Das Hauptwerk des Naumburger Meisters

Der Westlettner des Naumburger Doms zählt neben den Stifterfiguren im Westchor zu dem Hauptwerk des Naumburger Meisters. Der Westlettner diente, anders als der Naumburger Ostlettner, nicht als Lesebühne sondern lediglich als Chorschranke zur Abgrenzung des Langhauses zum Westchor.

Auf den Reliefs des Westlettners ist die Passion Christi figürlich dargestellt.

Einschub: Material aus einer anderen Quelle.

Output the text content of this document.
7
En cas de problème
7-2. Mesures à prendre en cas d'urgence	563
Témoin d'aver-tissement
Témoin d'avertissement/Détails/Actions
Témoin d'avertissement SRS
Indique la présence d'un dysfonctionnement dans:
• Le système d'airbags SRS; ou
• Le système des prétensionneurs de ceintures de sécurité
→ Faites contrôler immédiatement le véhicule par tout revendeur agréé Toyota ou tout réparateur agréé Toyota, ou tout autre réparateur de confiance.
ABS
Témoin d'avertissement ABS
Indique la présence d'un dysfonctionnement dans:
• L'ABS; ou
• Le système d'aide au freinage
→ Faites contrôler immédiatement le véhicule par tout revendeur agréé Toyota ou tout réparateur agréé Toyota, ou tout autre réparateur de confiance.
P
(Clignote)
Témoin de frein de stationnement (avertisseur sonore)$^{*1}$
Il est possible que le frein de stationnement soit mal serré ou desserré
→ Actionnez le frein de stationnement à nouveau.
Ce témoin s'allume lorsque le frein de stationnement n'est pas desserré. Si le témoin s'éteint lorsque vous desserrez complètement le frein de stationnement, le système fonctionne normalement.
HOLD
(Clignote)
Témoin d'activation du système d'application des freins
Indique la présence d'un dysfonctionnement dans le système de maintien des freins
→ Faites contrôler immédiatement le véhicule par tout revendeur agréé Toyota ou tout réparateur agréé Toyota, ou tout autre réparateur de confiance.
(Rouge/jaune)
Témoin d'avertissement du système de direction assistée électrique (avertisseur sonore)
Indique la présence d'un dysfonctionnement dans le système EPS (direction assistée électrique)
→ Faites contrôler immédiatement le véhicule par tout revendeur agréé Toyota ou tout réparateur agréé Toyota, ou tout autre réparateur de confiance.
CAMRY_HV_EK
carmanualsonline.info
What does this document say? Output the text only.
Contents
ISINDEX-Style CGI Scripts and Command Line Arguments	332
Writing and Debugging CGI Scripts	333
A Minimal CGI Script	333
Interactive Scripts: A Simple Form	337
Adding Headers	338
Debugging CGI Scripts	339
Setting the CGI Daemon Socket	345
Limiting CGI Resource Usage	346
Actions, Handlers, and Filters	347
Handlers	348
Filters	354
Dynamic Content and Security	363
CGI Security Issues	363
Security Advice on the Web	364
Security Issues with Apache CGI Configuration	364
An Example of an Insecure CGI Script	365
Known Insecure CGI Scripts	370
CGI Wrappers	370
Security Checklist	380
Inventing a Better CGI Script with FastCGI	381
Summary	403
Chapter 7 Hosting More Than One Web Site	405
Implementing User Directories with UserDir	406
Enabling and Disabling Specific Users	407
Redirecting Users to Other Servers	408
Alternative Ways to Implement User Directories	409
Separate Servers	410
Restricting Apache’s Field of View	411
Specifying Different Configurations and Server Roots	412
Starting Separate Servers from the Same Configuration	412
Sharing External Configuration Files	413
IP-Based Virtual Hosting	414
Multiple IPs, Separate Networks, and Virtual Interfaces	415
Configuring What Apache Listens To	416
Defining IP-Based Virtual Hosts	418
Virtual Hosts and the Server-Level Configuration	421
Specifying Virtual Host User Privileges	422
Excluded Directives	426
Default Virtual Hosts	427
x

Die steinernen Reliefs zeigen von links beginnend:

  • Abendmahl,
  • Auszahlung der Silberlinge an Judas,
  • Gefangennahme Christi,
  • Verleugnung Petri gegenüber der Magd
  • Verleugnung Petri gegenüber den Wächtern
  • Christus vor Pilatus (Handwaschung).
  • Geißelung (hölzerne Ergänzung, 1737)
  • Kreuztragung (hölzerne Ergänzung, 1737)

Der vom Naumburger Meister und seiner Werkstatt gestaltete Leidensweg ist auf eine für die Mitte des 13. Jahrhunderts ungewöhnlich wirklichkeitsnahe Interpretation dargestellt. Das dramatische Geschehen der Passion steht als schweres Schicksal der Beteiligten im Mittelpunkt. Auch die Kapitelle am Westlettner bestechen durch ihre realitätsgetreue Gestaltung.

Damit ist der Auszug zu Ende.